Even if one cannot find the sufferer in the geometry, what would it mean if qualia was somehow found to follow certain mathematical rules? What would it mean if you could use the math to make predictions about quale? Would that matter?
For all I know the author could be stark raving mad, but I do like some of his examples:
"Consider, then, the experience of seeing a pure color, such as red. The evidence suggests that the “neural correlate” or NCC [47] of color, including red, is probably a set of neurons and connections in the fusiform gyrus, maybe in area V8. Ideally, neurons in this area are activated whenever a subject sees red and not otherwise, if stimulated trigger the experience of red, and if lesioned abolish the capacity to see red. Certain subjects with dysfunctions in this general area, who are otherwise perfectly conscious, seem to lack the feeling of what it is like to see color, its “coloredness,” including the “redness” of red. Such achromatopsic subjects cannot experience, imagine, remember and even dream of color, though they may talk about it, just as we could talk about echolocation, from a third person perspective."
What Dave fails to see is that modern science has been assuming that the whole universe , including all living organisms , man included thus , are just machines .Living organisms are just machines , just hardware programmed by DNA software : a false machine metaphor in science , a false computer analogy .We're neither machines , nor turing machines .
It could be useful. I heard something recently about some connection between different general kinds of smell and the shapes of the chemicals detected in the nose, but I don't know if that helps much.
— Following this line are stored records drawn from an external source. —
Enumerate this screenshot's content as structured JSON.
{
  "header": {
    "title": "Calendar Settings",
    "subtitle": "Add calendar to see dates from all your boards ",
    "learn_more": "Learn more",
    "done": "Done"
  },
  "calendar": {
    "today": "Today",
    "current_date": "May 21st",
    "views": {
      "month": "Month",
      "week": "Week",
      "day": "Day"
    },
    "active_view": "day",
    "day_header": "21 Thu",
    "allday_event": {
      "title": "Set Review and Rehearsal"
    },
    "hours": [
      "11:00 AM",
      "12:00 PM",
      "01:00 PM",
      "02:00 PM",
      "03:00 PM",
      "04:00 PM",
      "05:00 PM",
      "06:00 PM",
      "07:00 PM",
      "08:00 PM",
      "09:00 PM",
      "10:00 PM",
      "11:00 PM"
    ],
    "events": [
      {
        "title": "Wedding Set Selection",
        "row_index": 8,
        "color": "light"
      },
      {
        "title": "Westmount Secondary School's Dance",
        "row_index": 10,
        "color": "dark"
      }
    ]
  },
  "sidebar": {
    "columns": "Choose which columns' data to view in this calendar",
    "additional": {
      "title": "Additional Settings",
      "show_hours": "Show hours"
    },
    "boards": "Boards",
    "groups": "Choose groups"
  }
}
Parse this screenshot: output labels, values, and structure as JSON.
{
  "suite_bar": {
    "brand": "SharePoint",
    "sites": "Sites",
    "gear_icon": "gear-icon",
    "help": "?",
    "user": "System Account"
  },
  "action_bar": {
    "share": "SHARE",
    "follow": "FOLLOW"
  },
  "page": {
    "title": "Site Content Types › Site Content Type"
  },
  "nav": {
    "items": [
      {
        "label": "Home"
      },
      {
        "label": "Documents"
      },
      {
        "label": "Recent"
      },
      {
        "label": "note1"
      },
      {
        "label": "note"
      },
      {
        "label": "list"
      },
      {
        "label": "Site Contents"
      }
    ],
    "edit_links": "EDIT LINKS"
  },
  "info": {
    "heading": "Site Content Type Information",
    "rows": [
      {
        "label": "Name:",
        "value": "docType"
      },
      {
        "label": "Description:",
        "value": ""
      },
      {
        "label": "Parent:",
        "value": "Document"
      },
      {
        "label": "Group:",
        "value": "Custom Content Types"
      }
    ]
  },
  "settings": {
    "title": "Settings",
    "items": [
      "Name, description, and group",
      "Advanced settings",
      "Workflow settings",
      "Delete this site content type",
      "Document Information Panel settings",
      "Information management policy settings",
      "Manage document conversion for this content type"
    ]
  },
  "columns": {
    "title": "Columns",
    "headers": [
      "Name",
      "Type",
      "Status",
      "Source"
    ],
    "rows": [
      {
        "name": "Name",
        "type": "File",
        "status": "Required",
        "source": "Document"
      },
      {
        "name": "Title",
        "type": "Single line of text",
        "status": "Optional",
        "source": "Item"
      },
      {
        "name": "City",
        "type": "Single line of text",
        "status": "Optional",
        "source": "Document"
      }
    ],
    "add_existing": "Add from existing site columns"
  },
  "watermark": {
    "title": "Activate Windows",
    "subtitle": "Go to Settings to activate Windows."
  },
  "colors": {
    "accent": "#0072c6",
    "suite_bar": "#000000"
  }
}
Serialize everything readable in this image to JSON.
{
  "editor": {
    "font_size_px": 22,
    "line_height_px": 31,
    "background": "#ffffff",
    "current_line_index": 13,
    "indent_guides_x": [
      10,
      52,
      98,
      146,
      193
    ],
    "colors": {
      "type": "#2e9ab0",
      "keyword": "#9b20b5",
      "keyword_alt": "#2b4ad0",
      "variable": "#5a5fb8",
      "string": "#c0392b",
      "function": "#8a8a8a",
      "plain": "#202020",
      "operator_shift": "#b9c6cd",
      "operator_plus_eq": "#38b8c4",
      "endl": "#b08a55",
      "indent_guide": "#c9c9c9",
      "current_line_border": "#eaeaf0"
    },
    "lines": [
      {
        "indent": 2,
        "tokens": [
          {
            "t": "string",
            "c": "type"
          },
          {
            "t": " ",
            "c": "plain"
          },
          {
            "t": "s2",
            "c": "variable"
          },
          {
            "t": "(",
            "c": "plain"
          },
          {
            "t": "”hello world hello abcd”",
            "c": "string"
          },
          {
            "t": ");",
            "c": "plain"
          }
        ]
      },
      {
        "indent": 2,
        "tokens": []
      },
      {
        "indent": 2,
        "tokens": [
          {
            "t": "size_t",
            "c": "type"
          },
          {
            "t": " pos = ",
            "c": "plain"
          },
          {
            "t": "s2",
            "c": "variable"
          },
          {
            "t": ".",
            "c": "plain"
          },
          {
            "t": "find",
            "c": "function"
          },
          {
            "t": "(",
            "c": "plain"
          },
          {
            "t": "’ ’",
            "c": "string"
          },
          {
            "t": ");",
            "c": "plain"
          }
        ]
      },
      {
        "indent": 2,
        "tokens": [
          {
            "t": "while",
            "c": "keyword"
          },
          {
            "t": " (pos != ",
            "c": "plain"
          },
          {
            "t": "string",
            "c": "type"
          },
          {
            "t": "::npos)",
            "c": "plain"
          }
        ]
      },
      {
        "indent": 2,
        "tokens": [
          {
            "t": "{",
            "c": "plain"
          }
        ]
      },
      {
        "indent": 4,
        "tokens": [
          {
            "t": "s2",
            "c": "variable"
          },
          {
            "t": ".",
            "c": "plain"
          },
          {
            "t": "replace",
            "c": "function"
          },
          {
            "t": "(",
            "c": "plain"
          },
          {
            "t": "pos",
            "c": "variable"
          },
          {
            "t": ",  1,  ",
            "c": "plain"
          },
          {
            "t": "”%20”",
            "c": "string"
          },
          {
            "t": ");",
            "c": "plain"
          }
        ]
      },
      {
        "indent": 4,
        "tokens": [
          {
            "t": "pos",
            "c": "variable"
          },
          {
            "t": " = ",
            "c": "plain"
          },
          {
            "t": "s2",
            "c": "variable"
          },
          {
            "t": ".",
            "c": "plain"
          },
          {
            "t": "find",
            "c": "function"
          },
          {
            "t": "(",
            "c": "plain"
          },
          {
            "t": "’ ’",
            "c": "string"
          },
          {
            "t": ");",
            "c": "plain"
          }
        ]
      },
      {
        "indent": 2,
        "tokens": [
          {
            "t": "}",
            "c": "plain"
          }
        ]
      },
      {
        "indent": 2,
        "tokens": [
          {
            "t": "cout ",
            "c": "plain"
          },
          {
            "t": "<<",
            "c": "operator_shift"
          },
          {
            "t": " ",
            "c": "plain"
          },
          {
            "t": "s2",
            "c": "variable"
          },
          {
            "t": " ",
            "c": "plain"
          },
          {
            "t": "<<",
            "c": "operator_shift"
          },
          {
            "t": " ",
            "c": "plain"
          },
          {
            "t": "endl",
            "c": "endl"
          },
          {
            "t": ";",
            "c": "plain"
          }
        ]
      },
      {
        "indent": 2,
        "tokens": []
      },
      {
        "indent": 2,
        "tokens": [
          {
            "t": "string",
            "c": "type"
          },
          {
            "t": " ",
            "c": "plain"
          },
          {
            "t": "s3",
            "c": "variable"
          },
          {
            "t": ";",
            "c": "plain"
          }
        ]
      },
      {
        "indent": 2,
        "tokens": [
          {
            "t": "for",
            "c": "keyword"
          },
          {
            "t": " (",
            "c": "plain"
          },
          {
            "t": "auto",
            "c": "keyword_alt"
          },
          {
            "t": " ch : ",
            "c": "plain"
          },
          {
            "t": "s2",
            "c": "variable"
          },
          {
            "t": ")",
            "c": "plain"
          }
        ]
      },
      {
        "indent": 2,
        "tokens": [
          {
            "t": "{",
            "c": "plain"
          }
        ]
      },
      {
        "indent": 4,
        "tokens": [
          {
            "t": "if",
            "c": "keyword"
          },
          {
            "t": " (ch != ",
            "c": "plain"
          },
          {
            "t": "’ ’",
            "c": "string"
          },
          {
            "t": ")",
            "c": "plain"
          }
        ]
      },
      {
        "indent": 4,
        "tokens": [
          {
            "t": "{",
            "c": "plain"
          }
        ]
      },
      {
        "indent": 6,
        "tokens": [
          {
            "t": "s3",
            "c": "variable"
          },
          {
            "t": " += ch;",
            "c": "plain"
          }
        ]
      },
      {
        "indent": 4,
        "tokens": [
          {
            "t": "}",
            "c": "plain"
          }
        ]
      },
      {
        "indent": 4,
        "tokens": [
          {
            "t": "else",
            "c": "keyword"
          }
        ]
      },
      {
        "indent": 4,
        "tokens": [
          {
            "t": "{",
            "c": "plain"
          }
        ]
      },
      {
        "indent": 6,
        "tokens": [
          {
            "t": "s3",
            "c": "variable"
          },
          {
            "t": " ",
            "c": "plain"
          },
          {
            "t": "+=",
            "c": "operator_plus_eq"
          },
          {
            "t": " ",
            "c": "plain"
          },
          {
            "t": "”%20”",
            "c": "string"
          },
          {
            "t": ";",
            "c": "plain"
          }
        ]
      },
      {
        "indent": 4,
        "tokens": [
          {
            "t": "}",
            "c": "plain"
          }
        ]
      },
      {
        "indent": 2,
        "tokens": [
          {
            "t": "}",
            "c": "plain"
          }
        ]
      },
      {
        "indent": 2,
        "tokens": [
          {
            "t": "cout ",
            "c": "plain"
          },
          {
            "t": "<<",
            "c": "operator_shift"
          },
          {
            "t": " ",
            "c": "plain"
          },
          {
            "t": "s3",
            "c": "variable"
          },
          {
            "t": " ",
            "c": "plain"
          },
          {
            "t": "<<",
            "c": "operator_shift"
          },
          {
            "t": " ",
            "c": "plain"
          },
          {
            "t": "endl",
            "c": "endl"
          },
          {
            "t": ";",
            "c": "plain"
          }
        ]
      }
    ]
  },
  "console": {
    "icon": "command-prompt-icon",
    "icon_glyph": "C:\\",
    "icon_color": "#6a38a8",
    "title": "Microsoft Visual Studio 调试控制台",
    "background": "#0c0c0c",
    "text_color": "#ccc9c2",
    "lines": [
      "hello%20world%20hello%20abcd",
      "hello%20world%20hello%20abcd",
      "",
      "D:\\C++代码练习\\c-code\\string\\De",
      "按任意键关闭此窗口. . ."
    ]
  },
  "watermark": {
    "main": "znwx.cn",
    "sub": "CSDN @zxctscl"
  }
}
That reminds me of something Jared Diamond wrote about another kind of disorder - people losing the ability to feel the unpleasantness of pain but still recognising it as "pain", even though it didn't hurt. Any information about other unusual disorders of this kind would be worth collecting together.
Quote from: DonQuichotte on 15/11/2013 18:24:10What Dave fails to see is that modern science has been assuming that the whole universe , including all living organisms , man included thus , are just machines .Living organisms are just machines , just hardware programmed by DNA software : a false machine metaphor in science , a false computer analogy .We're neither machines , nor turing machines .QuoteI don't think science has been assuming that at all, in fact that is what makes the whole question interesting
I don't think science has been assuming that at all, in fact that is what makes the whole question interesting
- is there a difference between how machines do things and how living organisms do things? Before you even ask about the ultimate cause, whether it is material or immaterial, you have to understand what they actually do (in detail, not just the end result), before you can compare them.
Well, I've tried to read it, but it's hard to follow. It appears to make a decision up front about what qualia are and gets that woefully wrong, so a lot of it is barking up the wrong tree, but it may still be saying something useful about how the triggers of sensation are organised.